Едва ли необходимо делать больше, чем едва ссылаться на использование метафоры художником, когда вовлечено представление действия, как, например, если бы он должен был создать картину вздымающегося корабля в шторм, чтобы встретить метафору «Как корабль бросает в бурном море, так прошел курс моей жизни», хотя этот вид картины изредка выполнялся, художник забывая, что сравнивается не изображенный объект, а действие — в приведенном примере, бросание корабля — которое не может быть представлено на холсте. Другая форма метафоры, иногда используемая художником, — это та, где сравнение идей представлено физическими пропорциями, как в «Вещах настоящего, как их видит будущее» Вирца, в которых вещи настоящего обозначены лилипутскими фигурами на руке женщины в натуральную величину, которая представляет будущее. Излишне говорить, что такие дизайны, которых существует около дюжины, могут только предполагать искажение, ибо меньшие фигуры должны казаться слишком маленькими, а большие — слишком великими; или если наш опыт с миниатюрными имитациями человеческой фигуры оправдывает нас в рассмотрении меньших фигур как разумных, тогда большие должны казаться гигантами бробдингнегского порядка.
Единственная форма метафоры, которая может быть использована художником, — это та, в которой прекрасный символ типизирует высокое абстрактное качество. Метафора принадлежит должным образом искусствам поэта и романиста, которые могут указать символ и символизируемые вещи в непосредственной последовательности, так что весь смысл очевиден. Художник может только представить символ, и если это не красиво и его смысл легко понят, его знак — просто иероглиф — знак письма. Вторичное искусство включает символическую живопись, когда символ может представлять либо сам символ, либо символизируемую вещь, ибо такое условие включает путаницу идей, которая имеет тенденцию разрушать эстетический эффект работы. Самая примечательная картина такого рода — «Козел отпущения» Холмана Ханта, где дизайн показывает только козла в пустынной местности. Козел отпущения перестал быть реальностью на века, и единственное значение термина, как он сейчас используется, применяется к человеку: следовательно, с названием козел кажется символом и человека, и животного, в то время как без названия это просто изображение козла без символизма. Но концепция животного любого рода как символа чужда искусству художника, чей символ должен всегда быть красивым, какова бы ни была природа представления.
СНОСКИ:
[a] Зал цирюльников, Лондон.
[b] Королевская биржа, Лондон.
[c] Примеры — «Купидон, венчающий Изабеллу д'Эсте» Лоренцо Косты, «Адраст и Гипсипила» Джорджоне и картина «Марсий» Пьеро ди Козимо.

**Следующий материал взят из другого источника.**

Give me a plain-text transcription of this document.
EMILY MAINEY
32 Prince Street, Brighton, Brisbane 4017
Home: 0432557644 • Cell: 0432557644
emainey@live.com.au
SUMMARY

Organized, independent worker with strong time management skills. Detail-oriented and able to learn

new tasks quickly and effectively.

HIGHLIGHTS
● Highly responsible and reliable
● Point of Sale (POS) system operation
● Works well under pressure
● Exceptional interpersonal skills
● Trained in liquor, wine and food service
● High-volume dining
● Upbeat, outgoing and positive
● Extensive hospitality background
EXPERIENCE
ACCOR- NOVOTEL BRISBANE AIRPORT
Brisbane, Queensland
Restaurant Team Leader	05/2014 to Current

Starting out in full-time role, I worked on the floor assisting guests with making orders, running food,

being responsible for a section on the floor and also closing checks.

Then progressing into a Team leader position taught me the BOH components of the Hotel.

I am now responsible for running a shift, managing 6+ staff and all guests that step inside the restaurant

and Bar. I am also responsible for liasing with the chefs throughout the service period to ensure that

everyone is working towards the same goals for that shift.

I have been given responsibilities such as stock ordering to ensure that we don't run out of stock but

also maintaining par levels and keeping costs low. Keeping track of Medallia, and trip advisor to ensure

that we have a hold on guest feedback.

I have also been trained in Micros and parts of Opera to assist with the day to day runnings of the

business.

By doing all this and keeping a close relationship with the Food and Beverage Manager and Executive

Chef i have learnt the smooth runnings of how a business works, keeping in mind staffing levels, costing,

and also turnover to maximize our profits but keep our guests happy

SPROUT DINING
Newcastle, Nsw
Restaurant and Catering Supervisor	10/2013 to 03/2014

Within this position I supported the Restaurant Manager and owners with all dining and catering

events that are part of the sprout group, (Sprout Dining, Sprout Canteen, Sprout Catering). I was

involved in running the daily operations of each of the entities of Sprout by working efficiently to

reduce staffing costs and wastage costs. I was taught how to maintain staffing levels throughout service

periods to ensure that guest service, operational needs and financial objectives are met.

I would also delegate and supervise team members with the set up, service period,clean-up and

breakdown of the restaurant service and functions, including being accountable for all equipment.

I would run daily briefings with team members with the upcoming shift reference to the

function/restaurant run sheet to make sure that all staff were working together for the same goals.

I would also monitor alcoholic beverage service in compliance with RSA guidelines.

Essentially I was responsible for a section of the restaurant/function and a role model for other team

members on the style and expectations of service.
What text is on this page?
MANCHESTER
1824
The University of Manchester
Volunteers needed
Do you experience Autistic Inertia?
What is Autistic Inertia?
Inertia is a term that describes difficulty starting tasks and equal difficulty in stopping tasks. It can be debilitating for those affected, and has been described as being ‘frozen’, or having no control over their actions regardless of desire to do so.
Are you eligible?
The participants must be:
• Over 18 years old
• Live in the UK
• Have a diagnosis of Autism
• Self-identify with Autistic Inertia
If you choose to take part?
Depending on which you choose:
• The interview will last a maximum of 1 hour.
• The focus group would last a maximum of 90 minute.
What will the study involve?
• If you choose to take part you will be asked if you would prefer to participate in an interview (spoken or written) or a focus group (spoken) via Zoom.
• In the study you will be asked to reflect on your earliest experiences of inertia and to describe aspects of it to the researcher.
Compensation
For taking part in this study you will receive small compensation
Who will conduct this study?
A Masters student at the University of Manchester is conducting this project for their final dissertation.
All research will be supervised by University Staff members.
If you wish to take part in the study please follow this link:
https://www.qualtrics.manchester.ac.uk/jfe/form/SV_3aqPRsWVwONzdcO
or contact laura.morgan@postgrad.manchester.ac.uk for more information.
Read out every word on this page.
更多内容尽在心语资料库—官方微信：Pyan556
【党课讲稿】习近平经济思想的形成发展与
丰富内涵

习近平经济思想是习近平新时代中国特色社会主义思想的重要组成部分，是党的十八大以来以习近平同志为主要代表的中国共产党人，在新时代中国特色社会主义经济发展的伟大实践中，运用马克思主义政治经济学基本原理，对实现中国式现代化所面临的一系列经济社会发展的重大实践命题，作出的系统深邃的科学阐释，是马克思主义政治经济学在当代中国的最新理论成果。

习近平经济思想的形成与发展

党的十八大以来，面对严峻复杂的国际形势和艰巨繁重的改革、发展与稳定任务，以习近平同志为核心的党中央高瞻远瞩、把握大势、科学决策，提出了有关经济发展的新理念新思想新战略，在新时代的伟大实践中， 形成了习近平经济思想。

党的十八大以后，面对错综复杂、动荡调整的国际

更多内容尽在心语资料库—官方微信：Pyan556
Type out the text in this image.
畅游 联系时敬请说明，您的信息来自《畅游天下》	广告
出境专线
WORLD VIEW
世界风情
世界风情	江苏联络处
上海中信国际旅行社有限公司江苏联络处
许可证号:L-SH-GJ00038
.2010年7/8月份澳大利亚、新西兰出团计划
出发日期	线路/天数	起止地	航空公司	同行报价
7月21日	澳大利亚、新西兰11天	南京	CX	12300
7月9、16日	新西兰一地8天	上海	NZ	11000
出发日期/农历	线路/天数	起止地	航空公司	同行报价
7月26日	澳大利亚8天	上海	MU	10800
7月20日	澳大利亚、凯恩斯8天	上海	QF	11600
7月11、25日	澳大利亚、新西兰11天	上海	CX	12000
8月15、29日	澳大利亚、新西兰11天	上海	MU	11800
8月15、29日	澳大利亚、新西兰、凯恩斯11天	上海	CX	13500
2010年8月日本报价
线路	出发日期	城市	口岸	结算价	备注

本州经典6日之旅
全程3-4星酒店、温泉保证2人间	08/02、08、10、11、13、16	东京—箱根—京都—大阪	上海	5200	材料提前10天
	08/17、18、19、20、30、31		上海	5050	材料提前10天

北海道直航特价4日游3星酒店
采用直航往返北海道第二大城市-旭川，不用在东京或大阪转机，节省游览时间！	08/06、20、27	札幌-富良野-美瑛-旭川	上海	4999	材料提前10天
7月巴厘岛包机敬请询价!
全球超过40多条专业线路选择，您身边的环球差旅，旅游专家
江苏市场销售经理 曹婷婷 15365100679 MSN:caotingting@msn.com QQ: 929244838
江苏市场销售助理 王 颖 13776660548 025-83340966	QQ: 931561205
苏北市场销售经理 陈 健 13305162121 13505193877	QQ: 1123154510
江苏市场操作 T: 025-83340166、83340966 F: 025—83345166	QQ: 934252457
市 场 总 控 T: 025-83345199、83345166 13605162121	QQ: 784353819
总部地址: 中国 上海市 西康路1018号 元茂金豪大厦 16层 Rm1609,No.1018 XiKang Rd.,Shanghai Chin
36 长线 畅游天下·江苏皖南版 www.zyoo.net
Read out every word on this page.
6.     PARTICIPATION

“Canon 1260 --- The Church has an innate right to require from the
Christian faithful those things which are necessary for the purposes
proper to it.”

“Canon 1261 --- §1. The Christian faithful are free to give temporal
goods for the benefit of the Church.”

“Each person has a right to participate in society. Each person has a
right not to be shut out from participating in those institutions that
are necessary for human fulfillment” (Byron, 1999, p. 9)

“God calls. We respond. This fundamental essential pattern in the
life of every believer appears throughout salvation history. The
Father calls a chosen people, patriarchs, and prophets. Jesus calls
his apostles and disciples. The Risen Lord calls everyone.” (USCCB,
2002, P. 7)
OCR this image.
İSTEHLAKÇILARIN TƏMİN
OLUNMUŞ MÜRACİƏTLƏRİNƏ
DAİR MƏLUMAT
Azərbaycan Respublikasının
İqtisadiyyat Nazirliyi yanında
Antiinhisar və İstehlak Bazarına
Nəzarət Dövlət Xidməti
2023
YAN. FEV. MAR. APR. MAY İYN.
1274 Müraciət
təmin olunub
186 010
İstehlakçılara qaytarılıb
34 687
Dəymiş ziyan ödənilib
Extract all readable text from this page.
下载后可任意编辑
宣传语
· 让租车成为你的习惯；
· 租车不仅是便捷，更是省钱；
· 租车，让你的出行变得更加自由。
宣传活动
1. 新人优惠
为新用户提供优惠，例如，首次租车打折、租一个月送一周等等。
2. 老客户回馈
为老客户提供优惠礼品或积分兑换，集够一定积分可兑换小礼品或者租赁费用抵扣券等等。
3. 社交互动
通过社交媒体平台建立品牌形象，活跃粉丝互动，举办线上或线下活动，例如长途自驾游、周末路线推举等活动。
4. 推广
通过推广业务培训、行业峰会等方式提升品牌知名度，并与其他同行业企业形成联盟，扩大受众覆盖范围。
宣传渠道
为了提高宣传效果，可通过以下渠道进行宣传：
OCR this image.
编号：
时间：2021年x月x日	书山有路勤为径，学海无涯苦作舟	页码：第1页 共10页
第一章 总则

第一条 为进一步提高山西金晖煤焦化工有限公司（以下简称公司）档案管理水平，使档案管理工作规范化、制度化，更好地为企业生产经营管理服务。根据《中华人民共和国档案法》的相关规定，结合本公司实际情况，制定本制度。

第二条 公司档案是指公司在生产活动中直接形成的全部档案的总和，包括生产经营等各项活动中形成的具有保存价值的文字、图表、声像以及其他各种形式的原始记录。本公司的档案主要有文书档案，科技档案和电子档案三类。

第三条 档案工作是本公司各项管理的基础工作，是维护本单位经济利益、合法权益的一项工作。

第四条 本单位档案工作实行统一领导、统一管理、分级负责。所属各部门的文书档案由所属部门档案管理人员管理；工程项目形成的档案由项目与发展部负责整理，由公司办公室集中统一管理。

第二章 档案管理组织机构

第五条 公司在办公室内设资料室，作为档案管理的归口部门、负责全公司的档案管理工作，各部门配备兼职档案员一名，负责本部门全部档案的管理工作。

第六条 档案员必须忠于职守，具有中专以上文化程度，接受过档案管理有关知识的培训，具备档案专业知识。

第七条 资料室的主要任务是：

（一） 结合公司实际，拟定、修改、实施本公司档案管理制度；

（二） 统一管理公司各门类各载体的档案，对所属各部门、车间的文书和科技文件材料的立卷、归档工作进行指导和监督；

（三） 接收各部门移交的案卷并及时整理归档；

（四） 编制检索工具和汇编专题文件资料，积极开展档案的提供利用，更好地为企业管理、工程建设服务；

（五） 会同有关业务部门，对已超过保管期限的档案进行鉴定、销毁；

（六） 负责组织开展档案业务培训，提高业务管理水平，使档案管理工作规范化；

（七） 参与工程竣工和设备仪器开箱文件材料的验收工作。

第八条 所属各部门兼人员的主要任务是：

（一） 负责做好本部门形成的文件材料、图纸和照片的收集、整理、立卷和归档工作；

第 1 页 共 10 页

[d] «Религия, поддерживаемая Испанией», Прадо, Мадрид.
[e] «Триумф целомудрия» Лотто, галерея Роспильози, Рим.
ГЛАВА XV
ЦВЕТ
Сам по себе цвет не имеет достоинств, которые не регулируются неизменными законами. Они находятся вне упражнения человеческих способностей, распознавание цветовой гармонии непроизвольно и полностью зависит от состояния зрительных нервов. Таким образом, не может быть смысла в цвете вне его применения к форме, и степень, в которой он может быть должным образом использован в представлении формы, обязательно связана нашим опытом природы. При прочих равных условиях, самая совершенная живопись — та, в которой есть справедливый баланс между цветом и формой, то есть та, где цвет не настолько ярок, чтобы воздействовать на нервы чувств до того, как оценена общая красота работы, или настолько слаб или диссонирует, что его недостаток естественной правды немедленно представлен разуму, тем самым нарушая впечатление дизайна.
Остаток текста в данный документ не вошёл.